Trouble-shooting Conflict over Religious Differences
If you are having conflict over religious differences, you may need to slow things down and make sure you and your partner are using effective communication skills described in the first unit. For example, you may need to clarify the intent behind each other’s message. When Chris and Danielle discussed religious topics, Danielle felt that Chris was putting her down by challenging her beliefs and practices. When Danielle finally shared this with Chris, he was able to clarify that this was not his intent. Chris shared that he enjoyed debating about their religious differences, but did not view her in a lesser light because her beliefs were different from his.
As much as possible, each of you should try to maintain a curious or inquisitive approach toward your partner. Rather than simply focusing on what your partner believes or practices, it may be helpful for you to explore why certain beliefs or practices are so important to your partner. It may also be helpful to explore how each of you came to adopt your beliefs or practices, which will be addressed in the next unit.

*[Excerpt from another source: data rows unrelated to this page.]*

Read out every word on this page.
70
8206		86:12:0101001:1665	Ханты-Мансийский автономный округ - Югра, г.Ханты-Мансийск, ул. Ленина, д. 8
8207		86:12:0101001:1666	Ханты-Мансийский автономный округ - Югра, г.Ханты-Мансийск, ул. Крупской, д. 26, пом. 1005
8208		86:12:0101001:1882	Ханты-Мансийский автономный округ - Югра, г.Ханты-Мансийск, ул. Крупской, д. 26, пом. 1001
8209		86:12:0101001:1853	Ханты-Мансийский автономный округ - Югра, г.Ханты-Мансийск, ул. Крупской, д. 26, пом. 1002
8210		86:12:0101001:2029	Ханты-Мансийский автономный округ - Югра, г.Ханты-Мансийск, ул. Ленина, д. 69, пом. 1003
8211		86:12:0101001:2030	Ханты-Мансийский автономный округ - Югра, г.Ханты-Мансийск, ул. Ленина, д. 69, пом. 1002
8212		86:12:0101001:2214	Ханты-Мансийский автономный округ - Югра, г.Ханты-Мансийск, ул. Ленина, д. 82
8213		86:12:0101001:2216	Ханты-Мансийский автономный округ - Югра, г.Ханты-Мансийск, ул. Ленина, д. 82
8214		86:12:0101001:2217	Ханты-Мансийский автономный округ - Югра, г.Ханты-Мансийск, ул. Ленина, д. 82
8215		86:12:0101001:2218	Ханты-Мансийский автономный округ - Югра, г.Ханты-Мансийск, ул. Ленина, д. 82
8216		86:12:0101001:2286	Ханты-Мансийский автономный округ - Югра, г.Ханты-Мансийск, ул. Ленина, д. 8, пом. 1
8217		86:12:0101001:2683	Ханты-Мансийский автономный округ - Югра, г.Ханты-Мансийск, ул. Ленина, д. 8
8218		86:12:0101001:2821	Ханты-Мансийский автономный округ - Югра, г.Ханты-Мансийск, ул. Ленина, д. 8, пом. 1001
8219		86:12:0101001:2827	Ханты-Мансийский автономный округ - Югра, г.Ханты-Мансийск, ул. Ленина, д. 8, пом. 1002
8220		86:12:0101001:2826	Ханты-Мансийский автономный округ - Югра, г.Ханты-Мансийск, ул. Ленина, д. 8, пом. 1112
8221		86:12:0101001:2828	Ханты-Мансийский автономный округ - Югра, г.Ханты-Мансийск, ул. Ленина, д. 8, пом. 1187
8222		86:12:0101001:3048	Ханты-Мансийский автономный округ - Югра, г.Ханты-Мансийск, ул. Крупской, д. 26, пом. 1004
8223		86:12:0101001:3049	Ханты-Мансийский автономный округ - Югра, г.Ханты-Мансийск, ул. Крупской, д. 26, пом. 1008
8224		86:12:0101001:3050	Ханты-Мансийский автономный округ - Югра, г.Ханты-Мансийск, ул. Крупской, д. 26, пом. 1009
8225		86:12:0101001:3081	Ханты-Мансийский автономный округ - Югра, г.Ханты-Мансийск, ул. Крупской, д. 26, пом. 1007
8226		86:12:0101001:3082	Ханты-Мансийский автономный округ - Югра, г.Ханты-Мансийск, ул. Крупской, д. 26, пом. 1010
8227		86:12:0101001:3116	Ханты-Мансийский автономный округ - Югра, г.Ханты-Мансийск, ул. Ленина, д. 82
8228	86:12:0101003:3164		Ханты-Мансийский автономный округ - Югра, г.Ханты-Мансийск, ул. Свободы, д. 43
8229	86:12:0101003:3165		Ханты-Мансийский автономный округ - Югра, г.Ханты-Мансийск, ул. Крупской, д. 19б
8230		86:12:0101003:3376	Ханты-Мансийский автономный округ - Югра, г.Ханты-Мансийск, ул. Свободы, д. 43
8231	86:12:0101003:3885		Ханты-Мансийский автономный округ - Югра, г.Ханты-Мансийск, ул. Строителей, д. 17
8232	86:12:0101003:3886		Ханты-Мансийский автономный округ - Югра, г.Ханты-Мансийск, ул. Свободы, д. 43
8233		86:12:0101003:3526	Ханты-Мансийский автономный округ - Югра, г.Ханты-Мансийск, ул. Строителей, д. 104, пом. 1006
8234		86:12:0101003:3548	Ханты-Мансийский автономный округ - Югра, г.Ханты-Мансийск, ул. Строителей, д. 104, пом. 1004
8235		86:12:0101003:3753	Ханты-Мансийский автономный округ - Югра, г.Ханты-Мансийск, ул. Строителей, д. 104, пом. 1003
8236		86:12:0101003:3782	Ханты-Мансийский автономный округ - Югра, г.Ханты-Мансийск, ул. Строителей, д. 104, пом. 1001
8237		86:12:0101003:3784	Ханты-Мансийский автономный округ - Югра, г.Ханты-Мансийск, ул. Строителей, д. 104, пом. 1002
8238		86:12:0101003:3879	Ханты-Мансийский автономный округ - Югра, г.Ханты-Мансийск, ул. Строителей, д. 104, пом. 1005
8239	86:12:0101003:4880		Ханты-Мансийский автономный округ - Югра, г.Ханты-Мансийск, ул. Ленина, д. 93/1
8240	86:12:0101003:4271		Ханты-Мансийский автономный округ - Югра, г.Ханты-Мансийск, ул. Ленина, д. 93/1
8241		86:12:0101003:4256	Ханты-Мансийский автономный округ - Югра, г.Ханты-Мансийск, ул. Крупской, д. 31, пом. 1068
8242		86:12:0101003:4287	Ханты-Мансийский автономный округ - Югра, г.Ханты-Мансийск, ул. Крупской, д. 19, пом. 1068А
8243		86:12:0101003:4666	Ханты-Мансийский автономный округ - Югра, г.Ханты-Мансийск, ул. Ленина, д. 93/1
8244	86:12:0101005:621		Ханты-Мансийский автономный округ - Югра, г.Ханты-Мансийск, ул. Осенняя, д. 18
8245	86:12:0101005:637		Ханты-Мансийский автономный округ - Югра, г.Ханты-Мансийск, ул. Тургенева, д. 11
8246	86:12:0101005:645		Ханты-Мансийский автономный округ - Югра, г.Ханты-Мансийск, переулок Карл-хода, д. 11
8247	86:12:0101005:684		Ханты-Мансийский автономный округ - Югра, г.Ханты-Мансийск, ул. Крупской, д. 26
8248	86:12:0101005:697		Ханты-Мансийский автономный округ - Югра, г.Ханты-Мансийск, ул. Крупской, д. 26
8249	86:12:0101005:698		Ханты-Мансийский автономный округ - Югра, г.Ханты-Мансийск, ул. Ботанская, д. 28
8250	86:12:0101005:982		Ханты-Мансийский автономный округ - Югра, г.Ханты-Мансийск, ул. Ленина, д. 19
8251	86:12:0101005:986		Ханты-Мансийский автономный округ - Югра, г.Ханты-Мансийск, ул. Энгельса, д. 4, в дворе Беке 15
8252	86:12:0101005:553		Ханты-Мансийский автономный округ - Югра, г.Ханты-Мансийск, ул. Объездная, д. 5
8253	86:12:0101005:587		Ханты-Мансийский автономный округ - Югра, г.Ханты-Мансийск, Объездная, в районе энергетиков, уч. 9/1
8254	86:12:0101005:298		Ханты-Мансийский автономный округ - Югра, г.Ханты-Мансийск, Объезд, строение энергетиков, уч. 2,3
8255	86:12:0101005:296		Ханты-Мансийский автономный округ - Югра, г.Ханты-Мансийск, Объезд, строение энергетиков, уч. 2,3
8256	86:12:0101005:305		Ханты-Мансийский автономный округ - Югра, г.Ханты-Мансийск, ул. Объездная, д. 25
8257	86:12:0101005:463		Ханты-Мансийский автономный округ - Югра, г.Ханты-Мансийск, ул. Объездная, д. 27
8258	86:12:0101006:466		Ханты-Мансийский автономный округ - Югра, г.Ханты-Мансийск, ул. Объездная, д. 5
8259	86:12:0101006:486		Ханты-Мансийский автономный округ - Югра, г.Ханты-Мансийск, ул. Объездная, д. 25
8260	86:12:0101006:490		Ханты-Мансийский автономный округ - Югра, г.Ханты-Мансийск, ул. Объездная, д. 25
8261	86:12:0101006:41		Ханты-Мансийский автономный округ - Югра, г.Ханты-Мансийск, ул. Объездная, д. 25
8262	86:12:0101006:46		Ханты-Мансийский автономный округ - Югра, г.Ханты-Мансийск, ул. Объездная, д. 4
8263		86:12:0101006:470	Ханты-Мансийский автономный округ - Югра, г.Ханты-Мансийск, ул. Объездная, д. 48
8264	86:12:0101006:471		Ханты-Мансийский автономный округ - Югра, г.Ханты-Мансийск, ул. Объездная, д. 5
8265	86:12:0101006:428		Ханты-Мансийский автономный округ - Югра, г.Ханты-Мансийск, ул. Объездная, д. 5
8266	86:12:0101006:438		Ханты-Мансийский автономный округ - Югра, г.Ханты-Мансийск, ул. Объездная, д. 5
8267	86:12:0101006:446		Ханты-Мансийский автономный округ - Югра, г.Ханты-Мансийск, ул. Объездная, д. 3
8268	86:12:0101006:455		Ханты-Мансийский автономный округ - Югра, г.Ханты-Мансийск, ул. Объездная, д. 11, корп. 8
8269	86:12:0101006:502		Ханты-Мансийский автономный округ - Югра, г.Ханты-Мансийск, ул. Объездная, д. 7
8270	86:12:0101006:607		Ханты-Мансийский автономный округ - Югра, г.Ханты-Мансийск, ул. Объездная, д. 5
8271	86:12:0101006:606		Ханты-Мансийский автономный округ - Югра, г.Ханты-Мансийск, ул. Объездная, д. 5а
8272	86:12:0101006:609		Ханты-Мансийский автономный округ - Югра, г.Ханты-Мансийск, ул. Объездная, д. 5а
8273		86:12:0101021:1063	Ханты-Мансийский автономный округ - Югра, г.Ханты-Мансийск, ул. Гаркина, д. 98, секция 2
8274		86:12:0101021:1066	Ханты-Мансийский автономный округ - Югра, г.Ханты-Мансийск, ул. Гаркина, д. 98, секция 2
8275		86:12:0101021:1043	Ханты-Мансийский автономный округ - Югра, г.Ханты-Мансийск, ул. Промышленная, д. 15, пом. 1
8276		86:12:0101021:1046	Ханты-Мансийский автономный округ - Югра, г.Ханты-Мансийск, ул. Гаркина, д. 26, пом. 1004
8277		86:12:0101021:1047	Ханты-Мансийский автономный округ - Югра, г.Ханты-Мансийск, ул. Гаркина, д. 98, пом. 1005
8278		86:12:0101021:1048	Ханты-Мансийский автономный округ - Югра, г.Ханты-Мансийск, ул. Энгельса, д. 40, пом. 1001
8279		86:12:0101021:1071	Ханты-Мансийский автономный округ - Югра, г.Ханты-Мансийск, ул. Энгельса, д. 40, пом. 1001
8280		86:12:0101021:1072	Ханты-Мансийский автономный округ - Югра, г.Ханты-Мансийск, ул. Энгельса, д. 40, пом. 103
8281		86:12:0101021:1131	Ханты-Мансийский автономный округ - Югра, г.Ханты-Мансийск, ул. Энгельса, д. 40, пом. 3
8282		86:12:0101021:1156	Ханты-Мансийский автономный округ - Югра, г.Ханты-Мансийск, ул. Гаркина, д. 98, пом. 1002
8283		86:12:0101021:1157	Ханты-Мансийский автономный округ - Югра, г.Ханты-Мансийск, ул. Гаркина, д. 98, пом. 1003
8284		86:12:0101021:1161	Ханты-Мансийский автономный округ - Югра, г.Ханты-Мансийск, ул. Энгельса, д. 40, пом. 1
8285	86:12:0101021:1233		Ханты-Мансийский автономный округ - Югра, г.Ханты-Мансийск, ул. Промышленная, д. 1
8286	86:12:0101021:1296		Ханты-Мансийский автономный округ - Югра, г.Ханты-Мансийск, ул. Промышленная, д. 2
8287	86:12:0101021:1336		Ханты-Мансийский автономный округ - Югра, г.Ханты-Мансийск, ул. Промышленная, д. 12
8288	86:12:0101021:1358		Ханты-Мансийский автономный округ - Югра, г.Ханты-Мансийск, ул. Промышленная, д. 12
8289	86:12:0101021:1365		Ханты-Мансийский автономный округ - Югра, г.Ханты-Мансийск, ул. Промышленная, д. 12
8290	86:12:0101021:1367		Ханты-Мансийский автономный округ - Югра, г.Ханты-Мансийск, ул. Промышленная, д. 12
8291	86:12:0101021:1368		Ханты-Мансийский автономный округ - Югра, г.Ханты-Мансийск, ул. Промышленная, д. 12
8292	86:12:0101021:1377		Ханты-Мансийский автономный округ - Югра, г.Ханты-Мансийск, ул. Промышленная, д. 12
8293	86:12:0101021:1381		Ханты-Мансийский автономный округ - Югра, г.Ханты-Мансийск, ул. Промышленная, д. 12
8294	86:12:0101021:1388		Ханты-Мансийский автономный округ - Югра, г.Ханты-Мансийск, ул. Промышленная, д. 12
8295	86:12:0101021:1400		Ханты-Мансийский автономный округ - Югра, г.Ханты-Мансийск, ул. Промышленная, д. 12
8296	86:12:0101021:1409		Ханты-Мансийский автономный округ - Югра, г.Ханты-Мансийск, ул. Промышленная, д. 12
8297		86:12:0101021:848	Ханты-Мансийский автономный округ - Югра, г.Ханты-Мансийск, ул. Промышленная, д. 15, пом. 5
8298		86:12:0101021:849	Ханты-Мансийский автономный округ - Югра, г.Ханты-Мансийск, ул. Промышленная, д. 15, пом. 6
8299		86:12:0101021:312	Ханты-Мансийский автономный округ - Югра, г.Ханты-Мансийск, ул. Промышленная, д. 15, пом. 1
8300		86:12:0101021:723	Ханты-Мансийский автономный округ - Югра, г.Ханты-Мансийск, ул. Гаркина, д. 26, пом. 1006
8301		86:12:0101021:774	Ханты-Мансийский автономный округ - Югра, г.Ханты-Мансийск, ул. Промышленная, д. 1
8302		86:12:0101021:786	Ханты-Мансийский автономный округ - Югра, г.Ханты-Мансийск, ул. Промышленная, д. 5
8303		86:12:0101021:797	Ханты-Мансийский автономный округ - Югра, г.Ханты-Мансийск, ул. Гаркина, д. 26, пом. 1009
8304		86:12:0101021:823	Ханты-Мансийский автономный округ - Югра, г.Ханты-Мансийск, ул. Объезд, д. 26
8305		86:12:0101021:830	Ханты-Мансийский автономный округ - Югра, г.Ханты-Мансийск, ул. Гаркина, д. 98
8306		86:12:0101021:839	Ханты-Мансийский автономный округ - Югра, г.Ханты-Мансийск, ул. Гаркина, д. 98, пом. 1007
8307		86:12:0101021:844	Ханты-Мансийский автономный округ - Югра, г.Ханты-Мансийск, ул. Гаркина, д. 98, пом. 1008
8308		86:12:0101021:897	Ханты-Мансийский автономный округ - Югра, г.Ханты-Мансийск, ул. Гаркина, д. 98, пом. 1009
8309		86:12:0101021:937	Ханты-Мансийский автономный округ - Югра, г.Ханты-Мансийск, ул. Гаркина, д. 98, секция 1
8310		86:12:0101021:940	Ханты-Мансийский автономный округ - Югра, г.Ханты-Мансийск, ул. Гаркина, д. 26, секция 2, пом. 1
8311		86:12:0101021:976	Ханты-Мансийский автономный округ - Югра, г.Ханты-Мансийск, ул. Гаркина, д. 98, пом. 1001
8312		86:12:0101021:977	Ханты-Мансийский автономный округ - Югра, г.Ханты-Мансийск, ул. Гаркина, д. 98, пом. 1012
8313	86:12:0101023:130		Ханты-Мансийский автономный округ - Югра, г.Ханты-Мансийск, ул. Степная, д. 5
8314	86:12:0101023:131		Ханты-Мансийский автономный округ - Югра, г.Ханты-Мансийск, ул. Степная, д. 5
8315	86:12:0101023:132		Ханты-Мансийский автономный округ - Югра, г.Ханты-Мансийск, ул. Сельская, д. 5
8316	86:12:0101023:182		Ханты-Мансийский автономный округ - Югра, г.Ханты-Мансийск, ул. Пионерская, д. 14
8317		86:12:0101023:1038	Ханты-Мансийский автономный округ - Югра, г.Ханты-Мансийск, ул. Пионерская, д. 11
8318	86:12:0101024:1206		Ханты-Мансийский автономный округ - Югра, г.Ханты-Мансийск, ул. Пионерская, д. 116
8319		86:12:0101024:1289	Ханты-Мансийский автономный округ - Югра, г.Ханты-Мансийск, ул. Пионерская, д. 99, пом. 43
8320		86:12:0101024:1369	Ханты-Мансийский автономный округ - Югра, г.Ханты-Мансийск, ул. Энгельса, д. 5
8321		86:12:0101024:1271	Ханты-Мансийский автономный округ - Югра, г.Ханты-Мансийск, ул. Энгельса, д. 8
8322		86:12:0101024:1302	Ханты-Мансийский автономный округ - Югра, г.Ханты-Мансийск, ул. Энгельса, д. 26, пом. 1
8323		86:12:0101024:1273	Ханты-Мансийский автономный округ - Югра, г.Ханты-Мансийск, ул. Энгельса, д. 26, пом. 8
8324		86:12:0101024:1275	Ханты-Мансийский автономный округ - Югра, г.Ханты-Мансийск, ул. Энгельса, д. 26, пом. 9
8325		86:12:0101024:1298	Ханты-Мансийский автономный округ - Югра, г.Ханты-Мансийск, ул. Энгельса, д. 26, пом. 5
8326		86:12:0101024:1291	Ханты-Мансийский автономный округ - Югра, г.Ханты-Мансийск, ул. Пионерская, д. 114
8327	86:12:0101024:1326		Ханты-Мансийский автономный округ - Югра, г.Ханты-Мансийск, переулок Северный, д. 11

Also, recognize that for many people, religious traditions are intertwined with family traditions. Going to church is a family ritual for many individuals. Religious and family rituals may be closely interwoven during religious holidays such as Christmas or Easter. For example, Jessica experienced a strong sense of loneliness when her partner did not attend church with her on Christmas because she associated Christmas as a time of family togetherness growing up. Because of this strong connection between religion and family, you need to be aware that challenging an individual’s religious beliefs or practices may also challenge their loyalty to their family identity, resulting in a more intense reaction.
If you are stuck, there are other questions you might consider. Are you and your partner focusing too much on differences, and not enough on commonalities? Is the difference the two of you are fighting over a “difference that will make a difference?” In some cases, standing back and putting the issue in a broader context makes it easier to simply agree to disagree on an issue. If you find yourself continually struggling over religious differences, it would be wise to seek out professional help.
- Separately, each of you should write a list of the five most important religious or spiritual beliefs that you have in common with your partner. After each of you have composed your lists, share them with one another. How are the lists similar or different? Are there any surprises? If so, why?